A newly published energy standard for data centers features a performance based approach that is more flexible and accommodating of innovative changes that rapidly occur in design, construction and operations in that industry.
ANSI/ASHRAE Standard 90.4-2016, Energy Standard for Data Centers, establishes the minimum energy efficiency requirements of data centers for design and construction, for creation of a plan for operation and maintenance and for utilization of on-site or off-site renewable energy resources.
“We worked very hard to craft this standard in a manner that does not stifle innovation in the data center industry while simultaneously offering criteria to help ensure energy savings,” said Ron Jarnagin, chair of the 90.4 committee. “It is important to keep in mind that data centers are mission critical facilities where risk management is the primary concern.”
Jarnagin noted that high plug loads and rapidly advancing IT technology make data center applications significantly different from their commercial building counterparts.

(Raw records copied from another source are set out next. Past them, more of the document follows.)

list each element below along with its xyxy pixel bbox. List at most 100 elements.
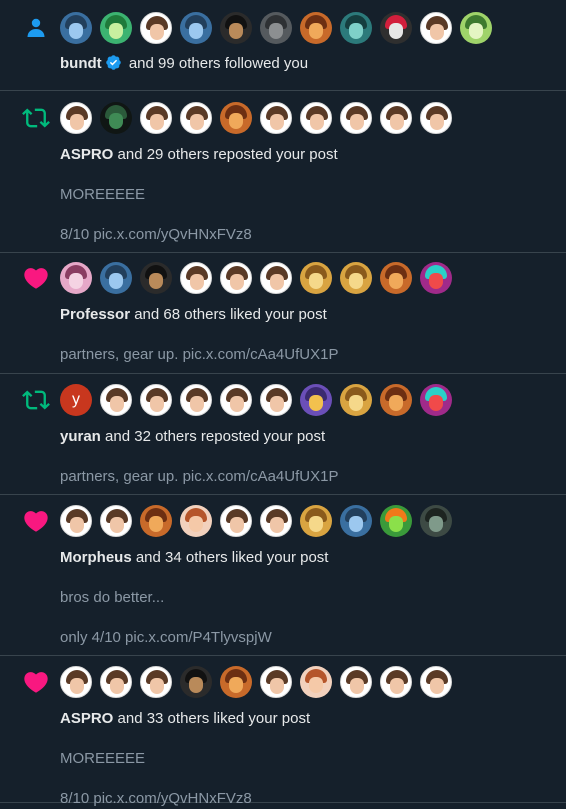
repost-notification[interactable]: ASPRO and 29 others reposted your post MO… bbox=[0, 91, 566, 253]
user-name[interactable]: ASPRO bbox=[60, 146, 113, 163]
avatar[interactable] bbox=[340, 102, 372, 134]
avatar[interactable] bbox=[340, 12, 372, 44]
post-preview-line[interactable]: partners, gear up. pic.x.com/cAa4UfUX1P bbox=[60, 467, 550, 487]
avatar[interactable] bbox=[60, 102, 92, 134]
avatar[interactable] bbox=[100, 12, 132, 44]
notification-summary: Professor and 68 others liked your post bbox=[60, 305, 550, 325]
notification-text: and 32 others reposted your post bbox=[100, 428, 326, 445]
avatar[interactable] bbox=[260, 384, 292, 416]
avatar[interactable] bbox=[180, 505, 212, 537]
avatar-row bbox=[60, 666, 550, 698]
avatar[interactable] bbox=[260, 666, 292, 698]
notification-text: and 68 others liked your post bbox=[130, 306, 327, 323]
avatar[interactable] bbox=[380, 102, 412, 134]
user-name[interactable]: Professor bbox=[60, 306, 130, 323]
avatar-row: y bbox=[60, 384, 550, 416]
heart-icon bbox=[22, 264, 50, 292]
avatar[interactable] bbox=[220, 12, 252, 44]
avatar[interactable] bbox=[140, 262, 172, 294]
avatar[interactable] bbox=[140, 666, 172, 698]
avatar[interactable] bbox=[300, 384, 332, 416]
post-preview-line[interactable]: only 4/10 pic.x.com/P4TlyvspjW bbox=[60, 628, 550, 648]
avatar[interactable] bbox=[300, 12, 332, 44]
avatar[interactable] bbox=[100, 666, 132, 698]
avatar[interactable] bbox=[420, 102, 452, 134]
avatar[interactable] bbox=[60, 12, 92, 44]
verified-badge-icon bbox=[105, 54, 122, 77]
like-notification[interactable]: Professor and 68 others liked your post p… bbox=[0, 253, 566, 374]
avatar[interactable] bbox=[380, 262, 412, 294]
post-preview-line[interactable]: 8/10 pic.x.com/yQvHNxFVz8 bbox=[60, 789, 550, 809]
avatar[interactable] bbox=[380, 505, 412, 537]
notifications-feed: bundt and 99 others followed you ASPRO an… bbox=[0, 0, 566, 807]
post-preview-line[interactable]: bros do better... bbox=[60, 588, 550, 608]
avatar[interactable] bbox=[340, 666, 372, 698]
avatar[interactable]: y bbox=[60, 384, 92, 416]
avatar[interactable] bbox=[340, 505, 372, 537]
avatar[interactable] bbox=[260, 102, 292, 134]
follow-notification[interactable]: bundt and 99 others followed you bbox=[0, 0, 566, 91]
avatar[interactable] bbox=[260, 262, 292, 294]
user-name[interactable]: Morpheus bbox=[60, 549, 132, 566]
avatar[interactable] bbox=[340, 262, 372, 294]
avatar[interactable] bbox=[60, 666, 92, 698]
notification-summary: bundt and 99 others followed you bbox=[60, 54, 550, 77]
avatar[interactable] bbox=[100, 384, 132, 416]
avatar[interactable] bbox=[420, 384, 452, 416]
avatar[interactable] bbox=[300, 102, 332, 134]
avatar-letter: y bbox=[72, 391, 80, 408]
avatar[interactable] bbox=[420, 505, 452, 537]
like-notification[interactable]: Morpheus and 34 others liked your post br… bbox=[0, 495, 566, 656]
avatar-row bbox=[60, 262, 550, 294]
avatar[interactable] bbox=[180, 384, 212, 416]
avatar[interactable] bbox=[260, 12, 292, 44]
avatar[interactable] bbox=[420, 666, 452, 698]
avatar[interactable] bbox=[220, 505, 252, 537]
post-preview-line[interactable]: 8/10 pic.x.com/yQvHNxFVz8 bbox=[60, 225, 550, 245]
avatar[interactable] bbox=[220, 262, 252, 294]
avatar[interactable] bbox=[380, 12, 412, 44]
avatar[interactable] bbox=[300, 262, 332, 294]
avatar[interactable] bbox=[220, 102, 252, 134]
avatar[interactable] bbox=[340, 384, 372, 416]
avatar-row bbox=[60, 102, 550, 134]
avatar[interactable] bbox=[380, 384, 412, 416]
avatar[interactable] bbox=[300, 666, 332, 698]
post-preview-line[interactable]: MOREEEEE bbox=[60, 749, 550, 769]
avatar[interactable] bbox=[140, 102, 172, 134]
repost-notification[interactable]: y yuran and 32 others reposted your post p… bbox=[0, 374, 566, 495]
repost-icon bbox=[22, 104, 50, 132]
person-icon bbox=[22, 14, 50, 42]
notification-text: and 34 others liked your post bbox=[131, 549, 329, 566]
avatar[interactable] bbox=[180, 12, 212, 44]
like-notification[interactable]: ASPRO and 33 others liked your post MOREE… bbox=[0, 656, 566, 807]
notification-summary: yuran and 32 others reposted your post bbox=[60, 427, 550, 447]
avatar[interactable] bbox=[220, 384, 252, 416]
user-name[interactable]: yuran bbox=[60, 428, 101, 445]
avatar[interactable] bbox=[220, 666, 252, 698]
post-preview-line[interactable]: MOREEEEE bbox=[60, 185, 550, 205]
avatar[interactable] bbox=[100, 102, 132, 134]
avatar[interactable] bbox=[140, 505, 172, 537]
avatar[interactable] bbox=[460, 12, 492, 44]
avatar[interactable] bbox=[100, 262, 132, 294]
user-name[interactable]: bundt bbox=[60, 55, 102, 72]
avatar[interactable] bbox=[180, 262, 212, 294]
notification-text: and 29 others reposted your post bbox=[113, 146, 338, 163]
user-name[interactable]: ASPRO bbox=[60, 710, 113, 727]
avatar[interactable] bbox=[140, 12, 172, 44]
avatar[interactable] bbox=[380, 666, 412, 698]
avatar[interactable] bbox=[140, 384, 172, 416]
avatar[interactable] bbox=[260, 505, 292, 537]
avatar[interactable] bbox=[180, 102, 212, 134]
avatar[interactable] bbox=[60, 505, 92, 537]
avatar[interactable] bbox=[300, 505, 332, 537]
avatar[interactable] bbox=[100, 505, 132, 537]
avatar-row bbox=[60, 505, 550, 537]
avatar[interactable] bbox=[60, 262, 92, 294]
avatar[interactable] bbox=[180, 666, 212, 698]
avatar[interactable] bbox=[420, 12, 452, 44]
post-preview-line[interactable]: partners, gear up. pic.x.com/cAa4UfUX1P bbox=[60, 345, 550, 365]
avatar[interactable] bbox=[420, 262, 452, 294]
notification-summary: ASPRO and 29 others reposted your post bbox=[60, 145, 550, 165]
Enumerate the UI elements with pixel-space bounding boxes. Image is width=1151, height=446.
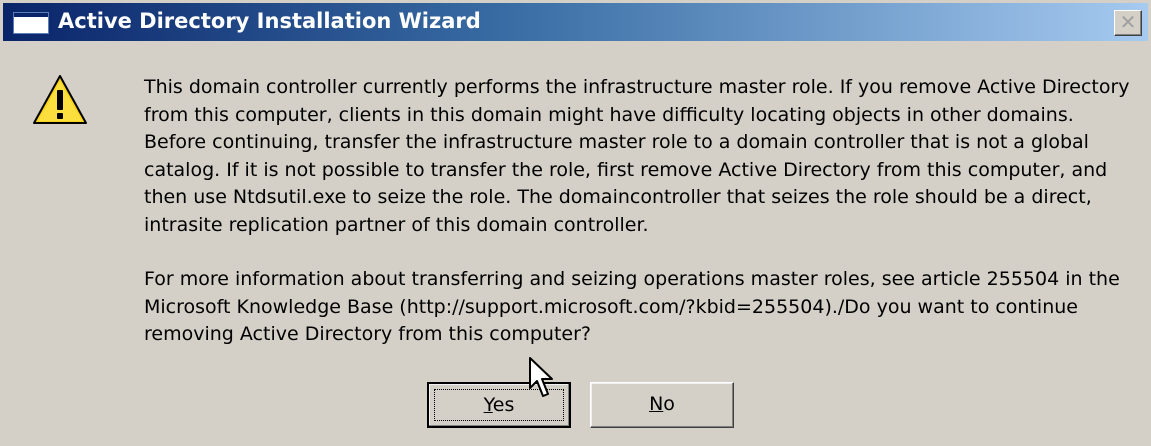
message-paragraph-1: This domain controller currently perform…: [144, 76, 1130, 236]
message-paragraph-2: For more information about transferring …: [144, 268, 1120, 345]
yes-label-rest: es: [492, 394, 515, 416]
window-title: Active Directory Installation Wizard: [58, 9, 481, 33]
mouse-cursor-icon: [529, 357, 553, 397]
close-button[interactable]: ✕: [1114, 10, 1142, 36]
message-text: This domain controller currently perform…: [144, 74, 1139, 349]
dialog-window: Active Directory Installation Wizard ✕ T…: [0, 0, 1151, 446]
window-app-icon: [13, 12, 49, 34]
no-button[interactable]: No: [590, 382, 734, 428]
title-bar[interactable]: Active Directory Installation Wizard ✕: [3, 3, 1148, 41]
dialog-content: This domain controller currently perform…: [0, 44, 1151, 446]
warning-icon: [33, 75, 87, 124]
no-label-rest: o: [663, 393, 675, 415]
yes-button-label: Yes: [484, 394, 515, 416]
no-mnemonic: N: [649, 393, 664, 415]
yes-mnemonic: Y: [483, 394, 493, 416]
no-button-label: No: [649, 393, 675, 415]
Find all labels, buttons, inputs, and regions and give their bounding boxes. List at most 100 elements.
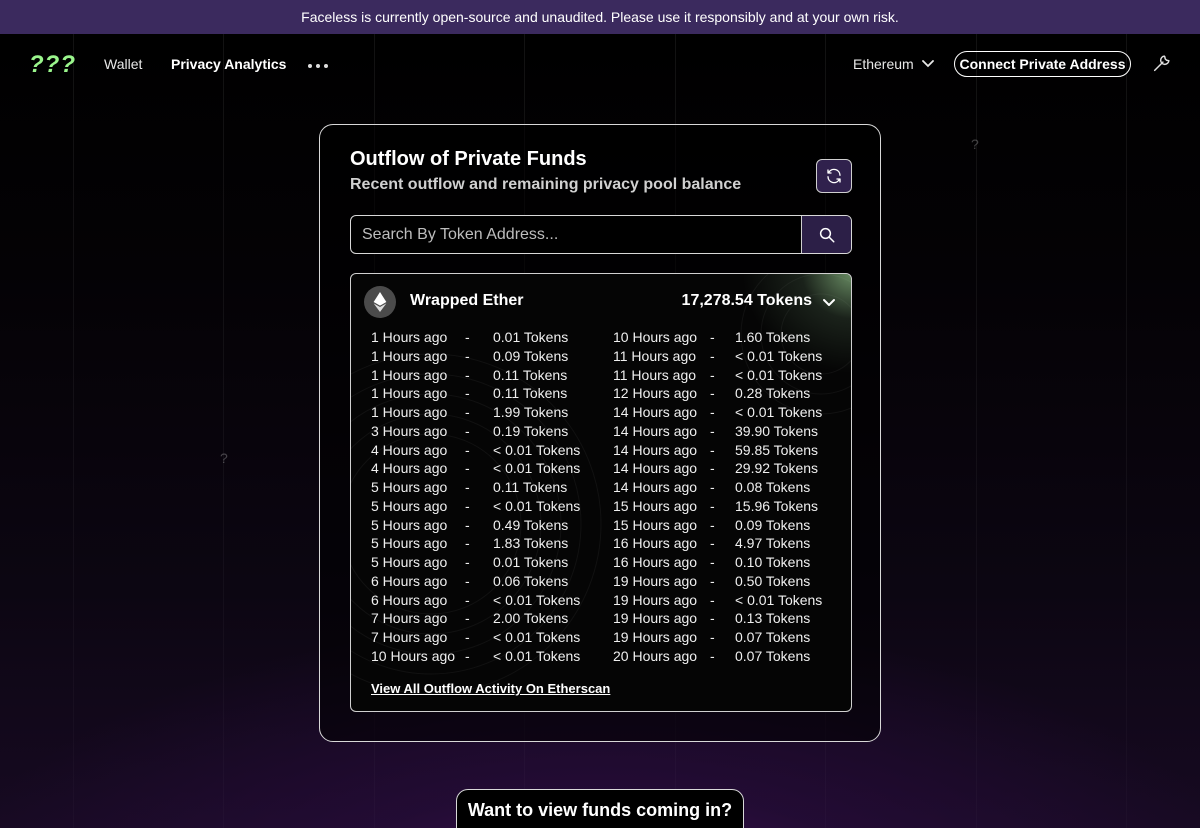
outflow-separator: -: [710, 572, 715, 589]
outflow-amount: < 0.01 Tokens: [493, 497, 581, 514]
outflow-amount: 1.60 Tokens: [735, 329, 811, 345]
outflow-separator: -: [710, 366, 715, 383]
outflow-amount: < 0.01 Tokens: [493, 460, 581, 477]
outflow-separator: -: [465, 554, 470, 570]
card-subtitle: Recent outflow and remaining privacy poo…: [350, 176, 742, 193]
outflow-amount: 0.01 Tokens: [493, 329, 569, 345]
wrench-icon[interactable]: [1151, 52, 1173, 74]
outflow-time: 14 Hours ago: [613, 422, 698, 439]
outflow-separator: -: [465, 404, 470, 420]
outflow-time: 7 Hours ago: [371, 629, 448, 645]
outflow-amount: 59.85 Tokens: [735, 441, 819, 458]
outflow-amount: < 0.01 Tokens: [493, 591, 581, 608]
outflow-time: 5 Hours ago: [371, 479, 448, 495]
token-outflow-panel: Wrapped Ether 17,278.54 Tokens 1 Hours a…: [350, 273, 852, 712]
view-inflow-button[interactable]: Want to view funds coming in?: [456, 789, 744, 828]
outflow-separator: -: [710, 610, 715, 627]
page: ? ? ??? Wallet Privacy Analytics Ethereu…: [0, 34, 1200, 828]
banner-text: Faceless is currently open-source and un…: [301, 9, 899, 25]
token-avatar: [364, 286, 396, 318]
outflow-time: 19 Hours ago: [613, 610, 698, 627]
outflow-time: 19 Hours ago: [613, 572, 698, 589]
outflow-time: 19 Hours ago: [613, 591, 698, 608]
outflow-separator: -: [710, 647, 715, 664]
outflow-time: 14 Hours ago: [613, 460, 698, 477]
token-balance: 17,278.54 Tokens: [681, 292, 812, 309]
token-search-bar: [350, 215, 852, 254]
chevron-down-icon: [921, 60, 934, 68]
outflow-separator: -: [465, 497, 470, 514]
nav-link-wallet[interactable]: Wallet: [104, 56, 142, 72]
token-address-search-input[interactable]: [351, 216, 802, 253]
outflow-separator: -: [710, 591, 715, 608]
outflow-card: Outflow of Private Funds Recent outflow …: [319, 124, 881, 742]
outflow-amount: 29.92 Tokens: [735, 460, 819, 477]
outflow-amount: < 0.01 Tokens: [493, 629, 581, 645]
chevron-down-icon[interactable]: [821, 294, 837, 310]
outflow-separator: -: [710, 422, 715, 439]
outflow-time: 16 Hours ago: [613, 554, 698, 570]
outflow-time: 5 Hours ago: [371, 535, 448, 552]
background-grid-line: [976, 34, 977, 828]
etherscan-link[interactable]: View All Outflow Activity On Etherscan: [371, 681, 610, 696]
outflow-separator: -: [465, 385, 470, 402]
outflow-amount: 0.01 Tokens: [493, 554, 569, 570]
network-label: Ethereum: [853, 56, 914, 72]
ellipsis-icon: [324, 64, 328, 68]
outflow-amount: 0.09 Tokens: [735, 516, 811, 533]
outflow-amount: < 0.01 Tokens: [735, 347, 823, 364]
ellipsis-icon: [308, 64, 312, 68]
outflow-separator: -: [465, 460, 470, 477]
outflow-amount: 0.10 Tokens: [735, 554, 811, 570]
outflow-amount: < 0.01 Tokens: [493, 441, 581, 458]
outflow-amount: 0.50 Tokens: [735, 572, 811, 589]
outflow-amount: 4.97 Tokens: [735, 535, 811, 552]
outflow-amount: 0.49 Tokens: [493, 516, 569, 533]
outflow-amount: 0.28 Tokens: [735, 385, 811, 402]
outflow-time: 6 Hours ago: [371, 591, 448, 608]
outflow-separator: -: [710, 329, 715, 345]
nav-link-privacy-analytics[interactable]: Privacy Analytics: [171, 56, 286, 72]
outflow-amount: < 0.01 Tokens: [735, 366, 823, 383]
refresh-button[interactable]: [816, 159, 852, 193]
background-question-mark: ?: [971, 136, 979, 152]
outflow-separator: -: [710, 629, 715, 645]
outflow-separator: -: [710, 516, 715, 533]
outflow-separator: -: [465, 572, 470, 589]
outflow-separator: -: [465, 422, 470, 439]
more-menu-button[interactable]: [308, 64, 328, 68]
connect-private-address-button[interactable]: Connect Private Address: [954, 51, 1131, 77]
outflow-time: 5 Hours ago: [371, 554, 448, 570]
outflow-amount: 15.96 Tokens: [735, 497, 819, 514]
outflow-time: 1 Hours ago: [371, 404, 448, 420]
outflow-separator: -: [465, 516, 470, 533]
outflow-amount: < 0.01 Tokens: [735, 404, 823, 420]
search-icon: [819, 227, 834, 242]
network-selector[interactable]: Ethereum: [853, 56, 934, 72]
outflow-separator: -: [710, 441, 715, 458]
outflow-time: 16 Hours ago: [613, 535, 698, 552]
token-name: Wrapped Ether: [410, 292, 524, 309]
outflow-amount: 0.19 Tokens: [493, 422, 569, 439]
outflow-separator: -: [710, 535, 715, 552]
outflow-amount: 1.99 Tokens: [493, 404, 569, 420]
outflow-amount: 0.09 Tokens: [493, 347, 569, 364]
logo[interactable]: ???: [29, 51, 76, 79]
background-grid-line: [1126, 34, 1127, 828]
outflow-separator: -: [465, 366, 470, 383]
outflow-amount: 0.07 Tokens: [735, 647, 811, 664]
background-question-mark: ?: [220, 450, 228, 466]
outflow-time: 1 Hours ago: [371, 329, 448, 345]
outflow-time: 15 Hours ago: [613, 497, 698, 514]
search-button[interactable]: [801, 216, 851, 253]
outflow-separator: -: [465, 610, 470, 627]
outflow-time: 10 Hours ago: [613, 329, 698, 345]
outflow-time: 4 Hours ago: [371, 441, 448, 458]
outflow-time: 20 Hours ago: [613, 647, 698, 664]
outflow-time: 3 Hours ago: [371, 422, 448, 439]
outflow-amount: 0.11 Tokens: [493, 479, 568, 495]
outflow-separator: -: [465, 347, 470, 364]
background-grid-line: [73, 34, 74, 828]
ellipsis-icon: [316, 64, 320, 68]
outflow-separator: -: [465, 591, 470, 608]
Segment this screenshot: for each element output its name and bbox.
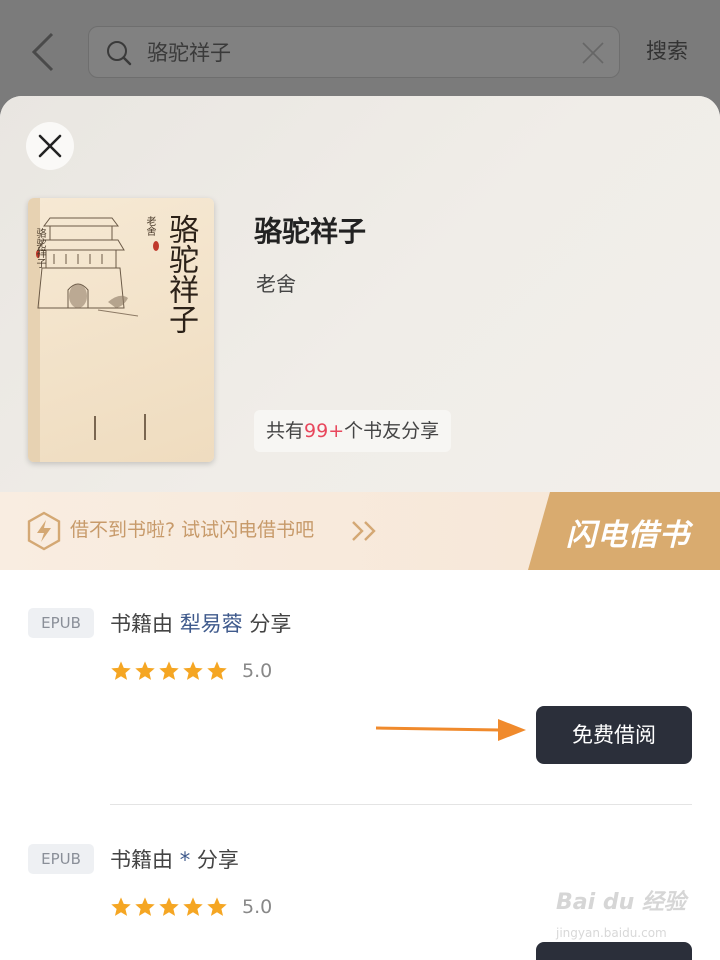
star-icon: [159, 897, 179, 916]
book-author[interactable]: 老舍: [256, 268, 296, 297]
share-suffix: 个书友分享: [344, 420, 440, 442]
share-prefix: 共有: [266, 420, 305, 442]
rating-value: 5.0: [242, 660, 273, 682]
cover-title: 骆驼祥子: [163, 214, 198, 334]
double-chevron-right-icon: [352, 521, 376, 541]
watermark-logo: Bai du 经验: [556, 890, 686, 915]
promo-text: 借不到书啦? 试试闪电借书吧: [70, 519, 315, 541]
sharer-name[interactable]: 犁易蓉: [180, 612, 243, 636]
book-title: 骆驼祥子: [254, 215, 367, 248]
free-borrow-button[interactable]: 免费借阅: [536, 942, 692, 960]
search-input[interactable]: 骆驼祥子: [88, 26, 620, 78]
share-count-badge: 共有99+个书友分享: [254, 410, 452, 452]
star-icon: [111, 897, 131, 916]
promo-badge-text: 闪电借书: [566, 518, 690, 553]
sharer-line: 书籍由 犁易蓉 分享: [110, 608, 291, 638]
format-badge: EPUB: [28, 844, 94, 874]
annotation-arrow-icon: [375, 719, 526, 741]
share-count: 99+: [304, 420, 345, 442]
star-icon: [159, 661, 179, 680]
search-query-text: 骆驼祥子: [147, 41, 231, 65]
share-entry: EPUB 书籍由 犁易蓉 分享 5.0 免费借阅: [0, 570, 720, 806]
star-icon: [207, 661, 227, 680]
star-icon: [135, 897, 155, 916]
lightning-icon: [27, 511, 61, 551]
sharer-suffix: 分享: [249, 612, 292, 636]
star-icon: [111, 661, 131, 680]
divider: [110, 804, 692, 805]
close-button[interactable]: [26, 122, 74, 170]
sharer-suffix: 分享: [196, 848, 239, 872]
format-badge: EPUB: [28, 608, 94, 638]
sharer-prefix: 书籍由: [110, 612, 173, 636]
watermark-url: jingyan.baidu.com: [556, 926, 667, 940]
star-rating: [110, 660, 228, 686]
clear-icon[interactable]: [579, 39, 607, 67]
book-detail-sheet: 老舍 骆驼祥子 骆驼祥子 骆驼祥子 老舍 共有99+个书友分享 借不到书啦? 试…: [0, 96, 720, 960]
sharer-prefix: 书籍由: [110, 848, 173, 872]
chevron-left-icon: [31, 32, 54, 72]
star-icon: [183, 661, 203, 680]
rating-value: 5.0: [242, 896, 273, 918]
star-rating: [110, 896, 228, 922]
close-icon: [38, 134, 62, 158]
free-borrow-button[interactable]: 免费借阅: [536, 706, 692, 764]
search-button[interactable]: 搜索: [646, 36, 688, 66]
sharer-line: 书籍由 * 分享: [110, 844, 239, 874]
book-cover[interactable]: 老舍 骆驼祥子 骆驼祥子: [28, 198, 214, 462]
sharer-name[interactable]: *: [180, 848, 191, 872]
star-icon: [183, 897, 203, 916]
back-button[interactable]: [24, 26, 64, 78]
book-header: 老舍 骆驼祥子 骆驼祥子 骆驼祥子 老舍 共有99+个书友分享: [0, 96, 720, 492]
cover-spine-text: 骆驼祥子: [34, 228, 45, 268]
search-icon: [107, 41, 132, 66]
top-bar: 骆驼祥子 搜索: [0, 0, 720, 100]
cover-author: 老舍: [144, 216, 155, 236]
star-icon: [135, 661, 155, 680]
flash-borrow-banner[interactable]: 借不到书啦? 试试闪电借书吧 闪电借书: [0, 492, 720, 570]
star-icon: [207, 897, 227, 916]
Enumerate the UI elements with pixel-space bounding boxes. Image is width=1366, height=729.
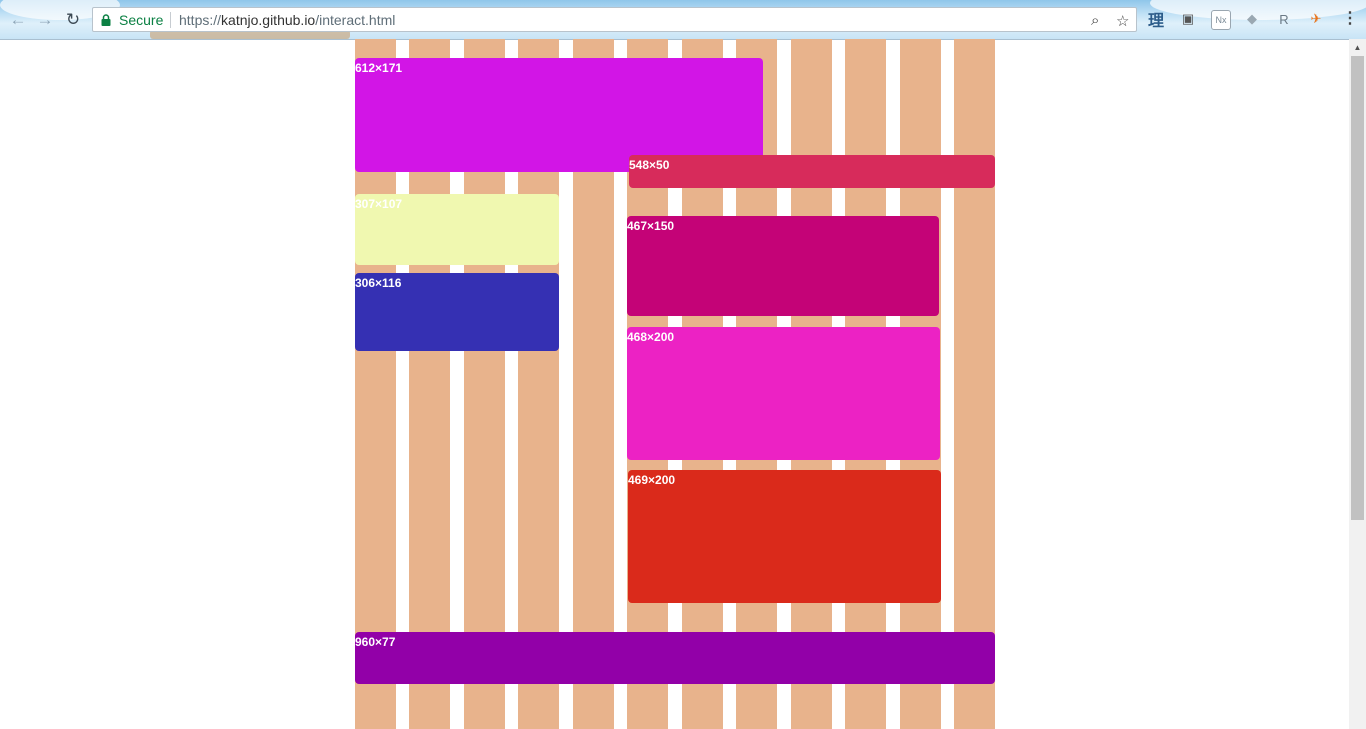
url-host: katnjo.github.io <box>221 12 316 28</box>
nx-extension-icon[interactable]: Nx <box>1211 10 1231 30</box>
divider <box>170 12 171 28</box>
layout-grid: 612×171 548×50 307×107 306×116 467×150 468×20… <box>355 39 995 729</box>
forward-arrow-icon: → <box>36 9 54 29</box>
browser-toolbar: ← → ↻ Secure https://katnjo.github.io/in… <box>0 0 1366 40</box>
kanji-extension-icon[interactable]: 理 <box>1147 10 1165 30</box>
resizable-panel[interactable]: 467×150 <box>627 216 939 316</box>
resizable-panel[interactable]: 960×77 <box>355 632 995 684</box>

Standard 90.4 specifically addresses the unique energy requirements of data centers.
It is a performance-based design standard that offers the design components for mechanical load (MLC) and electrical loss (ELC).
Calculations of the MLC and ELC are made and then compared to the maximum allowable values shown in the standard based on climate zones.
Compliance with Standard 90.4 is achieved when the calculated values do not exceed the values contained in the standard. An alternative compliance path is provided that allows tradeoffs between the MLC and ELC.
The Standards Committee, which has oversight of all ASHRAE standards, will work together with the chairs of Standard 90.4 and ANSI/ASHRAE/IES Standard 90.1, Energy Standard for Buildings Except Low-Rise Residential Buildings, to remove data centers from Standard 90.1. Standard 90.4 already refers users to Standard 90.1 for requirements on lighting, service water heating and the building envelope.
Other requirements in Standard 90.4 include:
- A sample compliance checklist
- Diagrams to illustrate compliance
- Sample calculations
Jarnagin noted that industry input is vital as the standard moves forward. The standard now is under a continuous maintenance process that allows changes to be made through an addenda to the standard. This process will allow for frequent changes as needed to keep pace with the rapidly changing technologies in the industry, he said.